We offer two types of reports for blinded and unblinded studies. Blind studies receive all the data described in the deliverables and a general report with unbiased figures. Unblinded studies can receive case-cohort comparisons for up to 12 individual study groups.

The data is Log2 transformed before using it for calculation Z scores.

Log2 is used because it aids in calculating fold change, which measures the up-regulated vs down-regulated signals between samples. Log2 measured data is also closer to the biologically-detectable changes. Log2 transformation is the most commonly used transformation for microarray data. This transformation stabilizes the data variance of high intensities but increases the variance at low intensities.

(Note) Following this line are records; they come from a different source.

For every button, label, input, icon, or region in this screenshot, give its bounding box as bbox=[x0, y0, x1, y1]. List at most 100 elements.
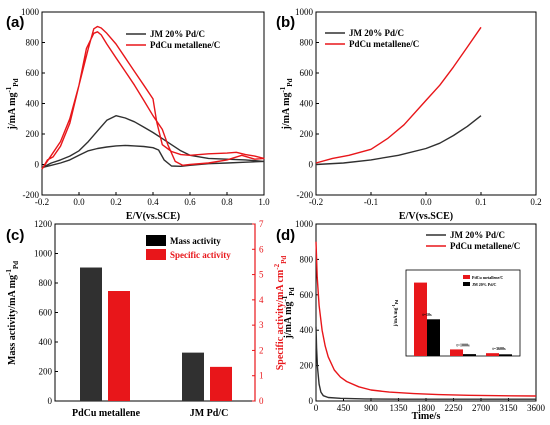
panel-a-ytick-label: -200 bbox=[23, 190, 40, 200]
panel-a-ytick-label: 0 bbox=[35, 160, 40, 170]
inset-legend-swatch-pdcu bbox=[463, 275, 470, 279]
panel-b-ylabel: j/mA mg-1Pd bbox=[279, 78, 294, 130]
panel-a-ytick-label: 400 bbox=[26, 99, 40, 109]
panel-a-xtick-label: 0.2 bbox=[110, 197, 121, 207]
panel-c-y2tick-label: 2 bbox=[259, 345, 264, 355]
panel-b-xtick-label: 0.1 bbox=[475, 197, 486, 207]
panel-a-xtick-label: 0.0 bbox=[73, 197, 85, 207]
inset-legend-pdcu: PdCu metallene/C bbox=[472, 275, 503, 280]
panel-d-xtick-label: 2250 bbox=[445, 403, 464, 413]
panel-c-ytick-label: 400 bbox=[39, 337, 53, 347]
inset-legend-swatch-jm bbox=[463, 282, 470, 286]
inset-legend-jm: JM 20% Pd/C bbox=[472, 282, 497, 287]
panel-d-xlabel: Time/s bbox=[412, 411, 441, 422]
panel-a: (a) -0.2 0.0 0.2 0.4 0.6 0.8 1.0 -200 0 200 400 600… bbox=[5, 7, 270, 222]
inset-bar-jm bbox=[499, 354, 512, 356]
panel-a-xlabel: E/V(vs.SCE) bbox=[126, 211, 180, 222]
panel-c-bar-mass bbox=[182, 352, 204, 401]
panel-c-y2tick-label: 1 bbox=[259, 371, 264, 381]
panel-c-category-0: PdCu metallene bbox=[72, 408, 141, 419]
panel-d-xtick-label: 0 bbox=[314, 403, 319, 413]
inset-bar-jm bbox=[427, 319, 440, 356]
legend-label-mass: Mass activity bbox=[170, 236, 221, 246]
panel-c-label: (c) bbox=[6, 227, 24, 244]
panel-d-ytick-label: 600 bbox=[300, 290, 314, 300]
panel-a-ytick-label: 800 bbox=[26, 38, 40, 48]
panel-a-ytick-label: 600 bbox=[26, 68, 40, 78]
panel-b-ytick-label: 600 bbox=[300, 68, 314, 78]
panel-b-xtick-label: 0.2 bbox=[530, 197, 541, 207]
panel-b-series-pdcu bbox=[315, 26, 482, 164]
inset-bar-pdcu bbox=[486, 353, 499, 356]
panel-c-y2tick-label: 3 bbox=[259, 320, 264, 330]
panel-c-ytick-label: 200 bbox=[39, 367, 53, 377]
panel-d-ytick-label: 0 bbox=[309, 396, 314, 406]
panel-b-xtick-label: 0.0 bbox=[420, 197, 432, 207]
legend-label-pdcu: PdCu metallene/C bbox=[349, 39, 419, 49]
panel-d-xtick-label: 1800 bbox=[417, 403, 436, 413]
panel-d: (d) 0 450 900 1350 1800 2250 2700 3150 3600 0 200 4… bbox=[276, 219, 546, 422]
panel-c-legend: Mass activity Specific activity bbox=[146, 235, 231, 260]
inset-bar-jm bbox=[463, 354, 476, 356]
panel-a-xtick-label: 0.6 bbox=[184, 197, 196, 207]
panel-b-legend: JM 20% Pd/C PdCu metallene/C bbox=[325, 28, 419, 49]
panel-d-xtick-label: 3600 bbox=[527, 403, 546, 413]
legend-label-pdcu: PdCu metallene/C bbox=[150, 40, 220, 50]
panel-a-xtick-label: -0.2 bbox=[35, 197, 49, 207]
panel-d-xtick-label: 450 bbox=[337, 403, 351, 413]
panel-b-xtick-label: -0.1 bbox=[364, 197, 378, 207]
legend-label-jm: JM 20% Pd/C bbox=[150, 29, 205, 39]
inset-group-label: t=3600s bbox=[492, 346, 506, 351]
legend-swatch-specific bbox=[146, 249, 166, 260]
panel-b-xtick-label: -0.2 bbox=[309, 197, 323, 207]
panel-c-y2label: Specific activity/mA cm-2Pd bbox=[273, 256, 288, 371]
panel-a-label: (a) bbox=[6, 14, 24, 31]
panel-c-y2tick-label: 0 bbox=[259, 396, 264, 406]
panel-c-ytick-label: 600 bbox=[39, 308, 53, 318]
panel-a-ytick-label: 1000 bbox=[21, 7, 40, 17]
panel-d-ylabel: j/mA mg-1Pd bbox=[281, 287, 296, 339]
legend-label-specific: Specific activity bbox=[170, 250, 231, 260]
panel-d-xtick-label: 900 bbox=[364, 403, 378, 413]
panel-c-bar-mass bbox=[80, 267, 102, 401]
panel-a-series-pdcu bbox=[41, 25, 265, 170]
panel-c-ytick-label: 800 bbox=[39, 278, 53, 288]
panel-a-series-jm bbox=[41, 114, 265, 169]
panel-d-ytick-label: 800 bbox=[300, 254, 314, 264]
panel-c-bar-specific bbox=[108, 291, 130, 401]
panel-d-xtick-label: 2700 bbox=[472, 403, 491, 413]
panel-a-xtick-label: 1.0 bbox=[258, 197, 270, 207]
panel-b-ytick-label: 0 bbox=[309, 160, 314, 170]
panel-b: (b) -0.2 -0.1 0.0 0.1 0.2 -200 0 200 400 600 800 10… bbox=[276, 7, 542, 222]
panel-a-ylabel: j/mA mg-1Pd bbox=[5, 78, 20, 130]
panel-d-series-pdcu bbox=[315, 241, 537, 397]
panel-d-series-jm bbox=[315, 326, 536, 400]
inset-ylabel: j/mA mg-1Pd bbox=[391, 299, 399, 327]
inset-bar-pdcu bbox=[414, 282, 427, 356]
panel-c: (c) 0 200 400 600 800 1000 1200 0 1 2 3 4 5 6 7 PdCu m… bbox=[5, 219, 288, 419]
panel-b-ytick-label: 200 bbox=[300, 129, 314, 139]
panel-b-xlabel: E/V(vs.SCE) bbox=[399, 211, 453, 222]
panel-c-ylabel: Mass activity/mA mg-1Pd bbox=[5, 261, 20, 365]
panel-c-ytick-label: 1200 bbox=[34, 219, 53, 229]
panel-c-y2tick-label: 7 bbox=[259, 219, 264, 229]
panel-c-y2tick-label: 6 bbox=[259, 244, 264, 254]
panel-c-y2tick-label: 4 bbox=[259, 295, 264, 305]
panel-d-ytick-label: 1000 bbox=[295, 219, 314, 229]
panel-a-ytick-label: 200 bbox=[26, 129, 40, 139]
legend-label-jm: JM 20% Pd/C bbox=[450, 230, 505, 240]
inset-group-label: t=1000s bbox=[456, 342, 470, 347]
panel-d-xtick-label: 3150 bbox=[500, 403, 519, 413]
panel-d-xtick-label: 1350 bbox=[390, 403, 409, 413]
panel-d-ytick-label: 200 bbox=[300, 361, 314, 371]
inset-group-label: t=10s bbox=[422, 312, 432, 317]
panel-b-label: (b) bbox=[276, 14, 295, 31]
panel-a-xtick-label: 0.8 bbox=[221, 197, 233, 207]
panel-c-ytick-label: 1000 bbox=[34, 249, 53, 259]
inset-chart: t=10s t=1000s t=3600s j/mA mg-1Pd PdCu met… bbox=[391, 269, 521, 357]
panel-c-bar-specific bbox=[210, 366, 232, 401]
panel-b-ytick-label: 400 bbox=[300, 99, 314, 109]
panel-d-legend: JM 20% Pd/C PdCu metallene/C bbox=[426, 230, 520, 251]
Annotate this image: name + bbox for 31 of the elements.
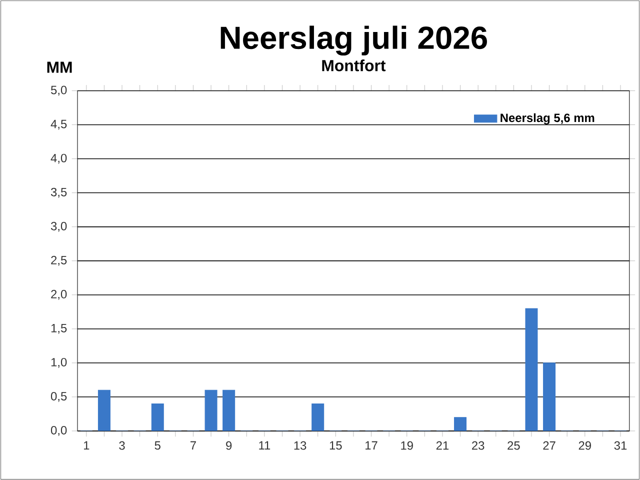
x-tick-label: 17 <box>366 441 378 450</box>
x-tick-label: 15 <box>330 441 342 450</box>
y-tick-label: 3,0 <box>50 222 67 232</box>
x-tick-label: 3 <box>119 441 125 450</box>
y-tick-label: 2,5 <box>51 256 67 266</box>
y-tick-label: 5,0 <box>50 86 67 96</box>
y-tick-label: 2,0 <box>51 290 67 300</box>
y-tick-label: 4,0 <box>50 154 67 164</box>
x-tick-label: 9 <box>226 441 232 450</box>
x-tick-label: 13 <box>294 441 306 450</box>
x-tick-label: 29 <box>578 441 591 450</box>
x-tick-label: 25 <box>508 441 520 450</box>
y-tick-label: 1,0 <box>51 358 67 368</box>
y-tick-label: 0,5 <box>50 392 67 402</box>
x-tick-label: 7 <box>190 441 196 450</box>
x-tick-label: 19 <box>401 441 413 450</box>
x-tick-label: 11 <box>259 441 270 450</box>
chart-subtitle: Montfort <box>322 60 386 72</box>
y-axis-title: MM <box>47 62 72 73</box>
x-tick-label: 23 <box>472 441 484 450</box>
x-tick-label: 5 <box>154 441 160 450</box>
legend-label: Neerslag 5,6 mm <box>500 113 594 124</box>
x-tick-label: 31 <box>614 441 627 450</box>
x-tick-label: 1 <box>84 441 90 450</box>
x-tick-label: 27 <box>543 441 556 450</box>
y-tick-label: 3,5 <box>50 188 67 198</box>
x-tick-label: 21 <box>436 441 449 450</box>
y-tick-label: 0,0 <box>50 426 67 436</box>
chart-title: Neerslag juli 2026 <box>220 26 487 56</box>
y-tick-label: 1,5 <box>51 324 67 334</box>
y-tick-label: 4,5 <box>50 120 67 130</box>
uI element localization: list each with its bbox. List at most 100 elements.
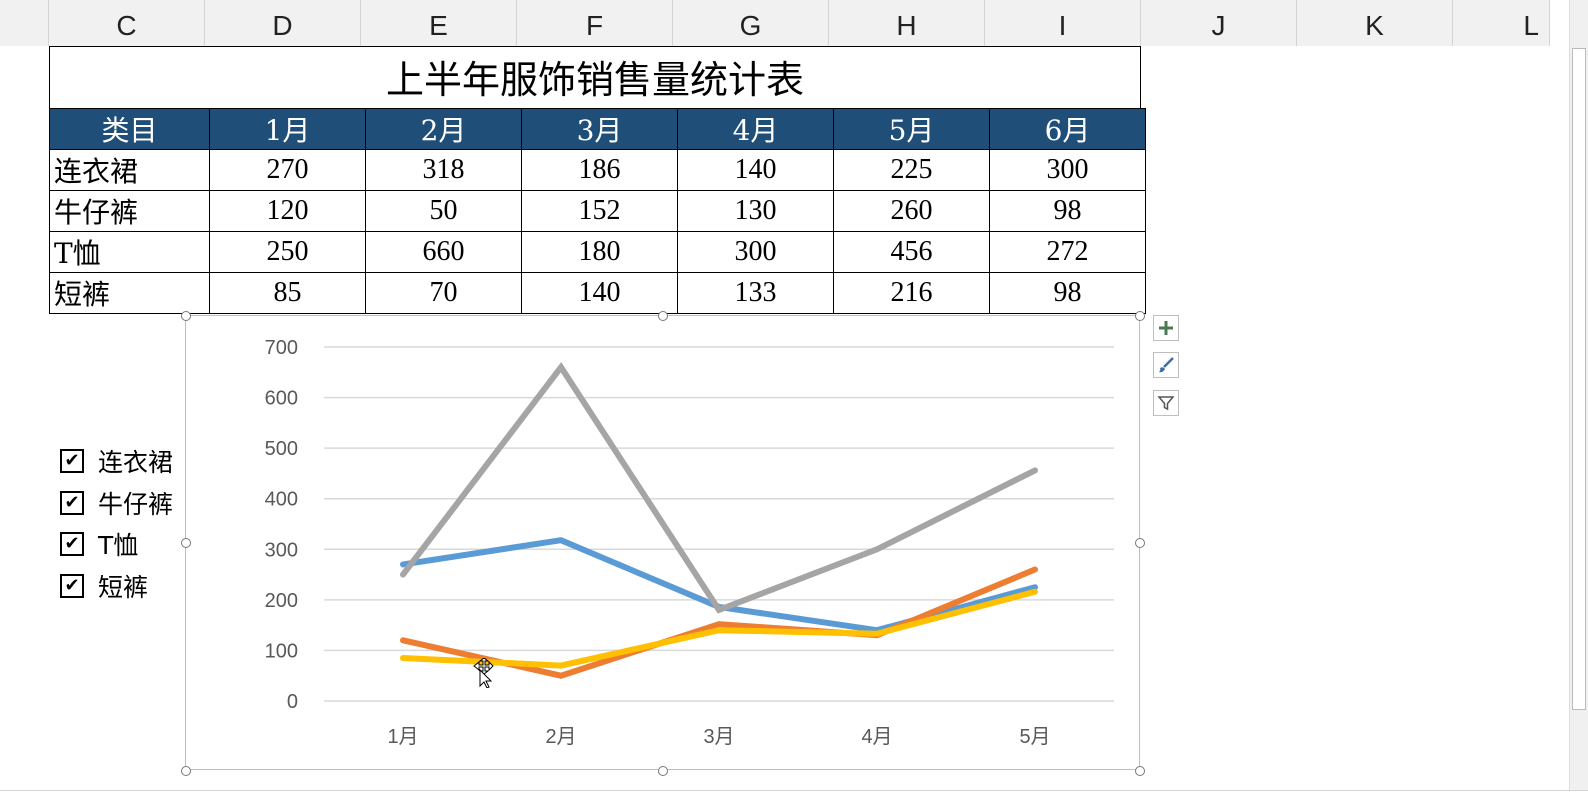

The data is semi quantitative. Although the data is not a titre per say of IgG antibodies, the number of read counts of a particular phage/hit can be used to look at fold changes and statistical significance.

See below:

1. As part of the price for the service, the customer can choose up to 12 different statistical comparisons (Fisher Exact Tests). Results are output at both the peptide level and as simple protein-level and ‘polyclonal’ tests. One output file is provided for each unique studyGroup.

2. Peptide-level Fisher exact tests are performed on a 2x2 matrix of Hits and No_Hits columns for each provided group using the fisher.test function in R. Resulting p-value calculations are exported and saved in the fisher_exact_tests folder found in the deliverable stack of data provided to the customer.

3. projectname_top_public_peptides.csv – The most frequent publicly reactive peptides across the sample cohort; this file is output even for blinded studies.

4. Whole-protein epitope-scanning heatmap.

5. projectname_group_hit_counts.csv - Peptide-level group analysis. This is a true/false tally of the number of edgeR_enriched_log2foldchg.csv samples from each group that react to each peptide in the library. One Hit and No_Hit column pair per provided group described in the studyManifest; only one pair will be present if the study groups are blinded. If more than two groups are provided, these are used for Fisher exact tests.

6. projectname_group_protein_hit_counts.csv - Protein-level group analysis. This is a true/false tally of the number of edgeR_enriched_log2foldchg.csv samples from each group that react to at least one peptide from a given protein in the library. One Protein_Hits and Protein_No_Hits column pair per provided group described in the studyManifest; only one pair will be present if the study groups are blinded. If groups are provided, these are used for Fisher exact tests. Since this is a protein-level analysis, peptide-level metadata columns are not included.

7. projectname_group_polyclonal_hit_counts.csv - Protein-level group analysis. This is a true/false tally of the number of edgeR_enriched_log2foldchg.csv samples from each group that react to three or more peptides from a given protein in the library. One Polyclonal_Hits and Polyclonal_No_Hits column pair per provided group described in the studyManifest; only one pair will be present if the study groups are blinded. If groups are provided, these are used for Fisher exact tests. Since this is a protein-level analysis, peptide-level metadata columns are not included.

8. Individual Sample Barplots - These barplots are created from the edgeR_enriched_log2foldchg.csv file and represent the top x25 enriched fold change signals versus ‘beadsonly’ decoy controls for each individual sample. If fewer than x25 significant hits are available, fewer peptides are plotted. An example of one of these images is shown below.

NOTE: In addition CDI Labs has bioinformatics experts on staff if more statistical analysis is required. This is not included in the price of the service and would be quoted on an individual basis once the scope of the work needed is understood.